Micron Ships World's First PCIe 6.0 SSD: 28 GB/s Speeds, Liquid Cooling, and Up to 30TB

Micron 9650 Series PCIe 6.0 SSD with liquid cooling support

The PCIe 6.0 Era Has Arrived

Micron has officially entered mass production of the 9650 Series, the world's first PCIe 6.0 solid-state drives. These enterprise-class SSDs deliver sequential read speeds of up to 28 GB/s and write speeds reaching 10 GB/s, effectively doubling the bandwidth of current PCIe 5.0 drives.

The numbers are staggering: 5.5 million random read IOPS and 2.6 million random write IOPS. Available in capacities from 3.84TB to 30.72TB in the standard U.2 form factor, these drives are built from the ground up for AI training clusters, high-performance computing, and hyperscale data centers.

Why Liquid Cooling for an SSD?

Perhaps the most eyebrow-raising detail is that the Micron 9650 supports — and in some configurations requires — liquid cooling. When you're pushing 28 GB/s through a storage device, thermal management becomes a genuine engineering challenge. The drives are available in both air-cooled and liquid-cooled variants, giving data center operators flexibility based on their infrastructure.

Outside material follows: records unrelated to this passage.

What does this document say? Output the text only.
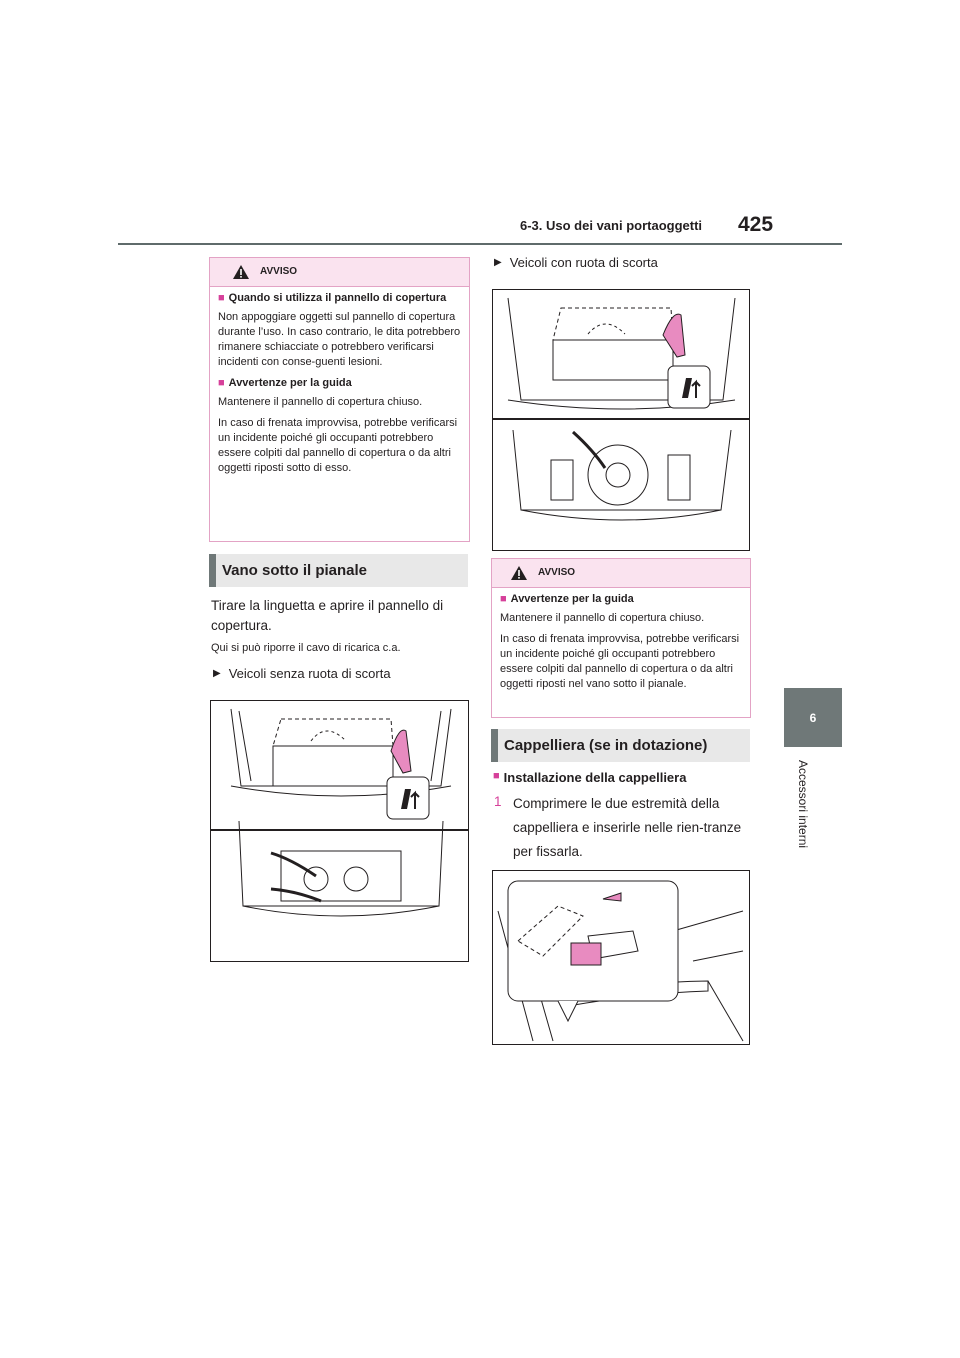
6-3. Uso dei vani portaoggetti 425
6
Accessori interni
AVVISO
■ Quando si utilizza il pannello di copertura

Non appoggiare oggetti sul pannello di copertura durante l’uso. In caso contrario, le dita potrebbero rimanere schiacciate o potrebbero verificarsi incidenti con conse-guenti lesioni.

■ Avvertenze per la guida

Mantenere il pannello di copertura chiuso.

In caso di frenata improvvisa, potrebbe verificarsi un incidente poiché gli occupanti potrebbero essere colpiti dal pannello di copertura o da altri oggetti riposti sotto di esso.

Vano sotto il pianale
Tirare la linguetta e aprire il pannello di copertura.
Qui si può riporre il cavo di ricarica c.a.
▶ Veicoli senza ruota di scorta
▶ Veicoli con ruota di scorta
AVVISO
■ Avvertenze per la guida

Mantenere il pannello di copertura chiuso.

In caso di frenata improvvisa, potrebbe verificarsi un incidente poiché gli occupanti potrebbero essere colpiti dal pannello di copertura o da altri oggetti riposti nel vano sotto il pianale.

Cappelliera (se in dotazione)
■ Installazione della cappelliera
1 Comprimere le due estremità della cappelliera e inserirle nelle rien-tranze per fissarla.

The liquid-cooled version is designed for the densest rack configurations where airflow alone can't dissipate the heat generated at these transfer rates. It's a telling sign of where enterprise storage is headed — closer to the thermal envelope of GPUs than traditional hard drives.

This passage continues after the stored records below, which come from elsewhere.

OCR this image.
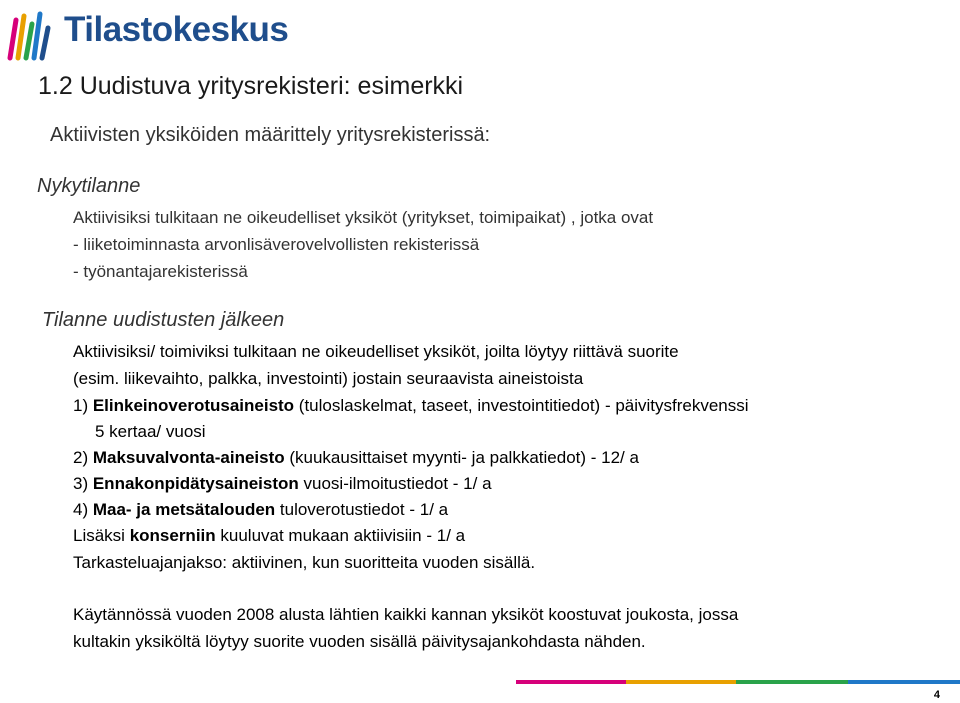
Tilastokeskus
1.2 Uudistuva yritysrekisteri: esimerkki
Aktiivisten yksiköiden määrittely yritysrekisterissä:
Nykytilanne
Aktiivisiksi tulkitaan ne oikeudelliset yksiköt (yritykset, toimipaikat) , jotka ovat
- liiketoiminnasta arvonlisäverovelvollisten rekisterissä
- työnantajarekisterissä
Tilanne uudistusten jälkeen
Aktiivisiksi/ toimiviksi tulkitaan ne oikeudelliset yksiköt, joilta löytyy riittävä suorite
(esim. liikevaihto, palkka, investointi) jostain seuraavista aineistoista
1) Elinkeinoverotusaineisto (tuloslaskelmat, taseet, investointitiedot) - päivitysfrekvenssi
5 kertaa/ vuosi
2) Maksuvalvonta-aineisto (kuukausittaiset myynti- ja palkkatiedot) - 12/ a
3) Ennakonpidätysaineiston vuosi-ilmoitustiedot - 1/ a
4) Maa- ja metsätalouden tuloverotustiedot - 1/ a
Lisäksi konserniin kuuluvat mukaan aktiivisiin - 1/ a
Tarkasteluajanjakso: aktiivinen, kun suoritteita vuoden sisällä.
Käytännössä vuoden 2008 alusta lähtien kaikki kannan yksiköt koostuvat joukosta, jossa
kultakin yksiköltä löytyy suorite vuoden sisällä päivitysajankohdasta nähden.
4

Built for the AI Infrastructure Boom

Micron is positioning the 9650 squarely at AI and machine learning workloads. Training large language models requires moving massive datasets in and out of GPU memory as fast as possible, and storage has increasingly become the bottleneck. At 28 GB/s, the 9650 can feed data to accelerators at rates that were unthinkable for storage just two years ago.

The drives also feature significantly improved latency characteristics, with Micron claiming industry-leading Quality of Service (QoS) consistency. For workloads that are sensitive to tail latency — which includes most real-time AI inference scenarios — this predictability matters as much as raw throughput.

The Competitive Landscape

Micron is first to market with PCIe 6.0 SSDs, giving it a meaningful head start over Samsung and SK Hynix, both of which have demonstrated PCIe 6.0 prototypes but haven't announced mass production dates. Being first matters in the enterprise SSD market, where qualification cycles with hyperscalers can take months — time that translates directly into revenue.

The 9650 Series uses Micron's latest 232-layer 3D NAND technology and a custom controller designed specifically for the PCIe 6.0 interface. The controller implements the new PAM4 signaling required by the PCIe 6.0 specification, which doubles data rates but requires more sophisticated error correction.

Bottom Line

The Micron 9650 represents a genuine generational leap in storage performance. When your SSD needs liquid cooling and delivers bandwidth that rivals what entire storage arrays provided a few years ago, the AI infrastructure race has clearly entered a new phase. For data center operators building out AI training clusters, the question isn't whether to adopt PCIe 6.0 — it's how fast they can qualify and deploy it.